Welcome to the McAuley Science blog, for students of chemistry and physical science. At this blog you will find class assignments, course syllabi, course calenders and more!

Monday, August 23, 2010

The Science Journal

This year you will be expected to keep a science journal. This journal is to be a place to record all the musings, questions, discoveries, “a-ha” moments, and rants that this class inspires you to have. This journal will be in a traditional, bound composition book with graph ruled paper. No spiral binding, no fancy journals please -- I like the old fashioned ones and that’s what I want you to get. A portion of the journal is free form and up to you. There are other parts of this journal, though, that are going to be prescribed.

Among the journal requirements are quickwrites. For a quickwrite, I will give you a prompt and your job is to take 7 minutes to respond in a thoughtful way (usually these will happen at the beginning of class). Your responses are not meant to be blurbs in which you regurgitate something that you have read in the textbook, nor are they an attempt to prove how much you know, but instead, they are a time to record some genuine ideas or questions about the prompt. I will join you in writing a response based on the prompt. After 7 minutes I will generally request that someone share – either reading aloud what they actually wrote or sharing about how the writing process treated them.

Another required aspect of the journal will be your lab log. Details for the lab log will be given later.

You will also be required to keep a vocabulary list in your journal. Throughout a chapter (both textbook reading and lecture) you will be responsible for recording ALL vocabulary that is new to you. You will also be responsible for defining this vocabulary.

Occasionally, your journal will be used for other assignments, like reading logs and two column responses, the details of such assignments will be given at the time they are assigned.

Your journal also must have a table of contents -- in order for the table of contents to be possible, you must number all the pages in your journal. The only entries that you are required to have in your table of contents are your labs, other than that, how much or how little you list is up to you. I will suggest that having a detailed table of contents will make your Quarterly Journal Reflection, which is described in the next paragraph, easier.

At this point, I’m sure you are wondering, how will this be graded?

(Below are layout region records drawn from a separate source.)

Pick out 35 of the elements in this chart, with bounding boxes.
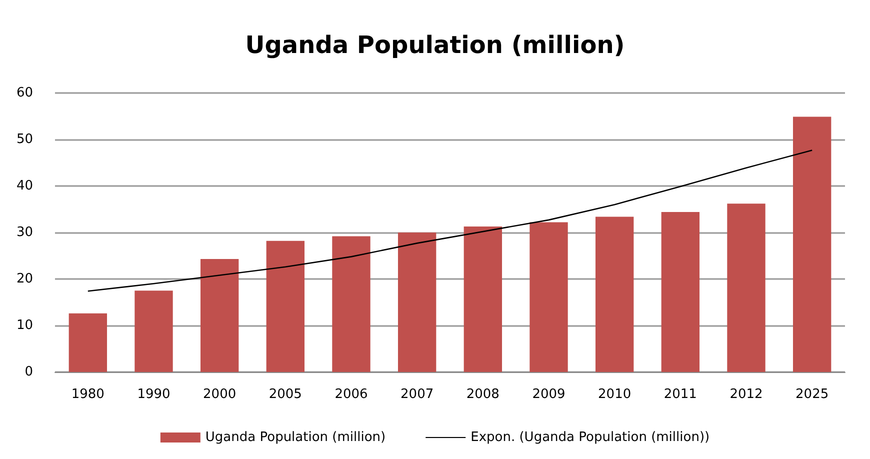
- x-tick-label: 2009: [532, 387, 566, 402]
- y-tick-label: 40: [16, 178, 33, 194]
- bar: [595, 216, 634, 372]
- legend-label: Uganda Population (million): [205, 430, 386, 445]
- bar: [266, 240, 305, 372]
- bar: [792, 116, 832, 372]
- y-tick-label: 20: [16, 272, 33, 286]
- bar: [727, 204, 766, 372]
- x-tick-label: 2005: [268, 387, 302, 402]
- x-tick-label: 2007: [400, 387, 434, 402]
- x-tick-label: 1980: [71, 387, 104, 402]
- bar: [200, 259, 239, 372]
- y-tick-label: 50: [16, 132, 33, 147]
- bar: [398, 232, 436, 372]
- x-tick-label: 2008: [466, 387, 500, 402]
- y-tick-label: 0: [24, 364, 33, 380]
- x-tick-label: 1990: [137, 387, 170, 402]
- bar: [661, 212, 700, 372]
- bar: [68, 313, 108, 372]
- x-tick-label: 2025: [796, 387, 829, 402]
- bar: [332, 236, 370, 372]
- x-tick-label: 2012: [730, 387, 763, 402]
- bar: [530, 222, 568, 372]
- x-tick-label: 2011: [664, 387, 697, 402]
- y-tick-label: 60: [16, 86, 33, 100]
- legend-label: Expon. (Uganda Population (million)): [470, 430, 710, 445]
- y-tick-label: 30: [16, 225, 33, 240]
- chart-title: Uganda Population (million): [245, 31, 625, 59]
- line-series: [87, 150, 813, 292]
- bar: [464, 226, 502, 372]
- x-tick-label: 2000: [203, 387, 236, 402]
- x-tick-label: 2006: [334, 387, 368, 402]
- x-tick-label: 2010: [598, 387, 632, 402]
- bar: [134, 290, 173, 372]
- y-tick-label: 10: [16, 318, 33, 333]
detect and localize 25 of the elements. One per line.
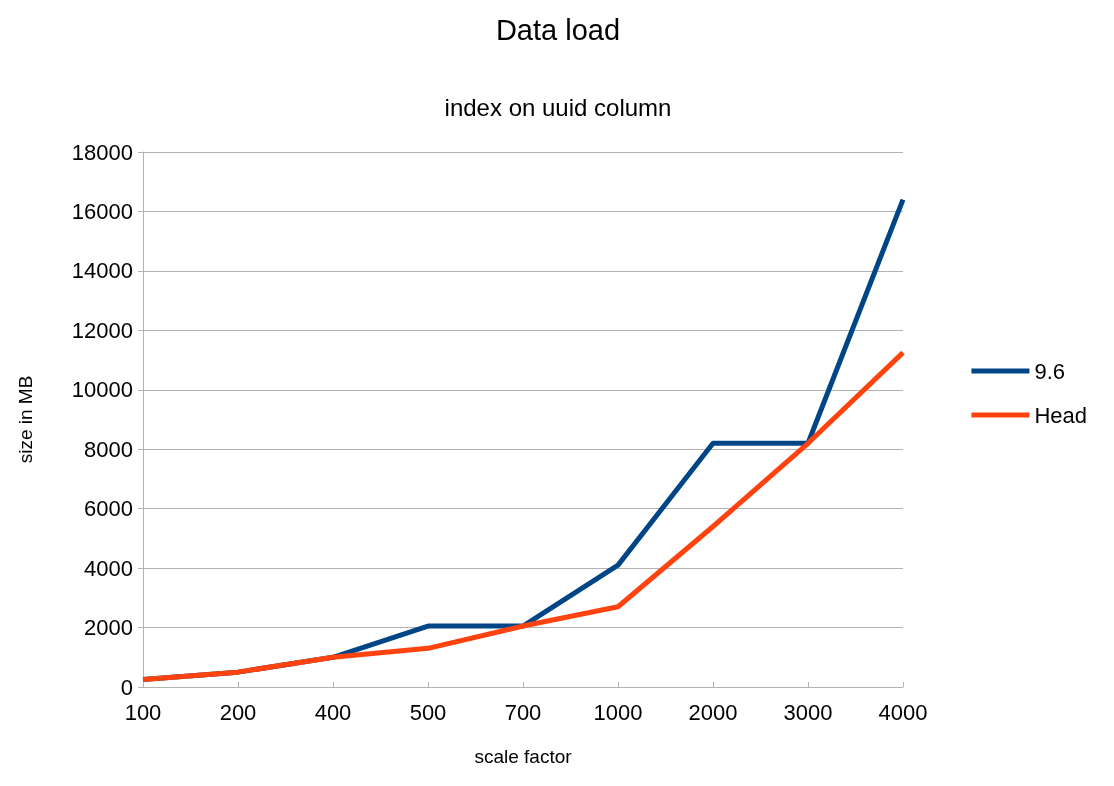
y-tick-label: 12000 [71,317,133,343]
x-tick-label: 3000 [783,699,833,725]
y-tick-label: 4000 [84,555,133,581]
y-tick-label: 6000 [84,496,133,522]
x-tick-label: 1000 [593,699,643,725]
y-tick-label: 8000 [84,436,133,462]
x-tick-label: 4000 [878,699,928,725]
y-tick-label: 14000 [71,258,133,284]
x-tick-label: 2000 [688,699,738,725]
x-tick-label: 500 [409,699,447,725]
x-tick-label: 200 [219,699,257,725]
legend-label: 9.6 [1034,358,1065,384]
x-axis-title: scale factor [474,746,573,767]
y-tick-label: 0 [120,674,133,700]
chart-title: Data load [495,13,621,46]
legend-label: Head [1034,402,1087,428]
chart-subtitle: index on uuid column [444,93,672,121]
y-tick-label: 2000 [84,615,133,641]
y-tick-label: 18000 [71,139,133,165]
y-tick-label: 16000 [71,198,133,224]
y-tick-label: 10000 [71,377,133,403]
y-axis-title: size in MB [15,375,36,464]
x-tick-label: 100 [124,699,162,725]
x-tick-label: 400 [314,699,352,725]
x-tick-label: 700 [504,699,542,725]
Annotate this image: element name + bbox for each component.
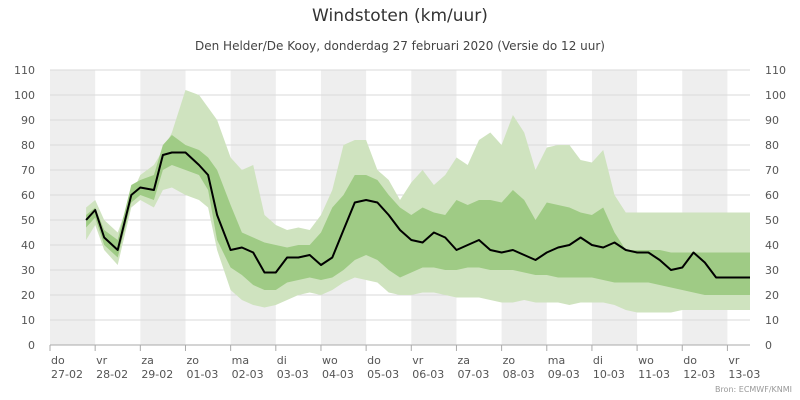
x-tick-date: 01-03 (186, 368, 218, 381)
y-tick-label-right: 70 (765, 164, 779, 177)
y-tick-label-right: 80 (765, 139, 779, 152)
y-tick-label-left: 30 (21, 264, 35, 277)
x-tick-date: 09-03 (548, 368, 580, 381)
x-tick-day: ma (232, 354, 249, 367)
y-tick-label-left: 50 (21, 214, 35, 227)
x-tick-date: 05-03 (367, 368, 399, 381)
x-tick-day: wo (322, 354, 338, 367)
x-tick-date: 02-03 (232, 368, 264, 381)
x-tick-day: vr (412, 354, 424, 367)
y-tick-label-right: 30 (765, 264, 779, 277)
x-tick-day: di (593, 354, 603, 367)
x-tick-day: ma (548, 354, 565, 367)
x-tick-day: za (141, 354, 154, 367)
y-tick-label-right: 90 (765, 114, 779, 127)
y-tick-label-left: 40 (21, 239, 35, 252)
x-tick-date: 12-03 (683, 368, 715, 381)
x-tick-date: 29-02 (141, 368, 173, 381)
chart-subtitle: Den Helder/De Kooy, donderdag 27 februar… (195, 39, 605, 53)
y-tick-label-right: 10 (765, 314, 779, 327)
y-tick-label-left: 80 (21, 139, 35, 152)
x-tick-day: wo (638, 354, 654, 367)
y-tick-label-left: 100 (14, 89, 35, 102)
y-tick-label-left: 20 (21, 289, 35, 302)
median-layer (85, 151, 750, 279)
x-tick-date: 04-03 (322, 368, 354, 381)
y-tick-label-right: 0 (765, 339, 772, 352)
y-tick-label-right: 20 (765, 289, 779, 302)
y-tick-label-left: 60 (21, 189, 35, 202)
x-tick-date: 10-03 (593, 368, 625, 381)
x-tick-date: 06-03 (412, 368, 444, 381)
x-tick-day: di (277, 354, 287, 367)
credits: Bron: ECMWF/KNMI (714, 385, 792, 394)
inner-band (86, 135, 751, 295)
x-tick-date: 27-02 (51, 368, 83, 381)
median-line (85, 151, 750, 279)
y-tick-label-right: 110 (765, 64, 786, 77)
x-tick-day: zo (186, 354, 199, 367)
axes: 0 0 10 10 20 20 30 30 40 40 50 50 60 60 70 70 80 80 90 90 10… (14, 64, 786, 381)
x-tick-day: do (683, 354, 697, 367)
x-tick-day: do (51, 354, 65, 367)
chart-title: Windstoten (km/uur) (312, 6, 488, 26)
x-tick-day: do (367, 354, 381, 367)
x-tick-date: 08-03 (503, 368, 535, 381)
x-tick-date: 03-03 (277, 368, 309, 381)
x-tick-day: vr (728, 354, 740, 367)
x-tick-date: 11-03 (638, 368, 670, 381)
y-tick-label-right: 60 (765, 189, 779, 202)
x-tick-day: zo (503, 354, 516, 367)
y-tick-label-left: 0 (28, 339, 35, 352)
x-tick-day: vr (96, 354, 108, 367)
y-tick-label-left: 90 (21, 114, 35, 127)
y-tick-label-left: 10 (21, 314, 35, 327)
y-tick-label-left: 110 (14, 64, 35, 77)
y-tick-label-right: 40 (765, 239, 779, 252)
x-tick-date: 28-02 (96, 368, 128, 381)
y-tick-label-left: 70 (21, 164, 35, 177)
x-tick-day: za (457, 354, 470, 367)
bands (86, 90, 751, 313)
x-tick-date: 13-03 (728, 368, 760, 381)
y-tick-label-right: 50 (765, 214, 779, 227)
y-tick-label-right: 100 (765, 89, 786, 102)
x-tick-date: 07-03 (457, 368, 489, 381)
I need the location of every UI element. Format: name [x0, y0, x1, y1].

I will not read every page in your science journal. The reasons for this are many, including that I would never have time to read every page in all of your journals, but also because not everything you write in the journal will be a brilliant, dazzling observation that you feel like sharing with me. For that reason, at the end of every quarter you will be responsible for compiling a journal reflection. The journal reflection will give you some topics, for example: “Turn in an entry that exemplifies formulating genuine questions.” Then you will review your journal and find an entry that best meets this criteria. You will type up this entry and turn it in as a piece of your quarterly journal reflection. In addition to typed up pages, you will need to turn in your journal with the selected entries marked so I can refer back to the originals. Details for each Quarterly Journal Reflection will be given out a week before the end of the quarter.
Whew! That’s a lot of information. Here’s the overview:
1) Buy a bound composition book with graph ruled pages.
2) Number all the pages.
3) Dedicate the first five pages to your Table of Contents.*
4) Count back twenty pages from the last page and label this your vocabulary section.*
* You may want to mark the end of the TOC and the beginning of the vocabulary with a sticky note tab so that you can easily flip to them.
What I really hope is that this journal becomes a personal thing. I’d like to see each person develop their own unique habits with it. Maybe you’ll begin marking important pages with sticky notes. Or flag different topics with different colored sticky notes. In my journal, I have section in the back for “Golden Lines”, quotes that I hear that I think are important and want to remember. I have other back sections for my book list and a “Don’t Forget” list. In order for you to make sense of your journal, I highly recommend that every entry has a date and a title. This will make it easier for you to find things later. But beyond this, the options are endless and up to you. Have fun! I hope you find this journal to be a useful tool.